Родители теперь не говорят ничего. Но некое признание я, очевидно, все же заслужил: отец звонит раз в месяц узнать, как дела. Последний раз даже поинтересовался, как у меня на личном фронте. А там у меня все тоже хорошо, как бывает у красивых успешных мужиков под тридцать: одна девица сменяет другую, а то и вовсе новая появляется раньше, чем исчезает предыдущая.
Он, наверное, просто так спросил. А я не удержался:
— На парней по-прежнему не тянет.
Просто заебывает иногда эта игрулька: «отец-сын» и «как дела?». Да и не соврал же: не тянет, да и не потянет уже. Слишком сильно врезался в память тот вечер, чтобы тянуло: боль, Ленкин крик, свист ремня и мужские стоны из динамика. Слишком сильно оно все спаялось на уровне подсознания.
Я уже потом, несколько лет назад, наткнулся на интересную теорию: если вы в детстве ели клубнику, и в этот момент на вас набросилась и искусала собака, — очень велика вероятность, что на клубнику разовьется аллергия. В состоянии шока мозг увязывает два события в одно и начинает считать клубнику тоже пиздец какой опасной.
Вот, пожалуй, что-то похожее и произошло: я никогда не позволял себе даже взглядом задерживаться на мужском теле дольше, чем требовалось. Я старательно забетонировал в памяти факт, что на мужское порно залип так, что даже не слышал, что происходит вокруг.
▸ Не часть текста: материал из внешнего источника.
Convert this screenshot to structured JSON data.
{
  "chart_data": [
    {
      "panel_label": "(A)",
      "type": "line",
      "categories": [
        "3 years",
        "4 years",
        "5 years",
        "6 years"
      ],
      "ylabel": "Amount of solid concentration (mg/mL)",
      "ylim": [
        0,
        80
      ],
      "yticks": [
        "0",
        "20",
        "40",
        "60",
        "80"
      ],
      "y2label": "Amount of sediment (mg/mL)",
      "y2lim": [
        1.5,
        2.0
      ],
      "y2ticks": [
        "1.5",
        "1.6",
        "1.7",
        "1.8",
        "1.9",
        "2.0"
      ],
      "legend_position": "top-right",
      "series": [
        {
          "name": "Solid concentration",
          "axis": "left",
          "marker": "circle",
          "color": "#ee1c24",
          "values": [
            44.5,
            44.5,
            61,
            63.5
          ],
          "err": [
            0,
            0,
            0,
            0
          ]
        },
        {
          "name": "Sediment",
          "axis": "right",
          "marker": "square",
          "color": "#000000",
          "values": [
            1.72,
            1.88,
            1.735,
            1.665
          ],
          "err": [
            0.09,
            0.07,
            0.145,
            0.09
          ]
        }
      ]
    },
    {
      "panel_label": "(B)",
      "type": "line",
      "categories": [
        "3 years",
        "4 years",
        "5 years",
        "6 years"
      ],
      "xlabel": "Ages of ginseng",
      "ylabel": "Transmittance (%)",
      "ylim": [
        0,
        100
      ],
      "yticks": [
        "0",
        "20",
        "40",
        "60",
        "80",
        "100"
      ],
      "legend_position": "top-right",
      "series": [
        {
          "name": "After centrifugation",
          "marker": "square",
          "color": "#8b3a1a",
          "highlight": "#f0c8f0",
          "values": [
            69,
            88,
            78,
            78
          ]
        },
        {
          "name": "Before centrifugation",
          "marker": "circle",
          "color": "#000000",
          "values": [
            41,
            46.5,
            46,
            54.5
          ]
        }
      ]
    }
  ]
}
Я никогда не примерял возможность интимного контакта с мужчиной на себя. Я искоренял в себе любую мелочь, которая даже с натяжкой могла потянуть на признак бисексуальности. И я, черт возьми, наверное, перестарался.
Кирилл говорит «Попробуй». А я на самом деле пробовал. Но ему правду вряд ли скажу — не поймет. Я ее и себе-то долгое время отказывался говорить и старался забыть то, что сделал, убеждая себя, что этого не было. А если и было — это был не я. Это алкоголь. Это что-то темное и звериное, которое вылезло один-единственный раз, да и то потому, что меня спровоцировали, потому что я бы сам никогда…
Жмурюсь, и все воспоминания возвращаются как в раскадровке: горячее тело, которое было так приятно сжимать в руках, чужие губы, свои поцелуи-укусы, а потом накативший от сотворенного ужас. Меня колотило еще весь следующий день и мне казалось, что любой, кто заглянет в глаза, сразу узнает о том, что я сделал ночью, сразу поймет, что засунутые поглубже тайные желания, утрамбованные в свое время отцовским ремнем, вырвались на свободу, да так, что крышу снесло напрочь. Я был уверен: это всплывет и все узнают. Но никто не узнал. А я со временем убедил себя, что ошибки совершают все. Я предпочитаю об этом не вспоминать.
Смотрю в уснувший монитор и кликаю мышкой: все, с рефлексией пора завязывать, дела не ждут, нужно все же разгрести срочное и заняться устройством кошачьего будущего.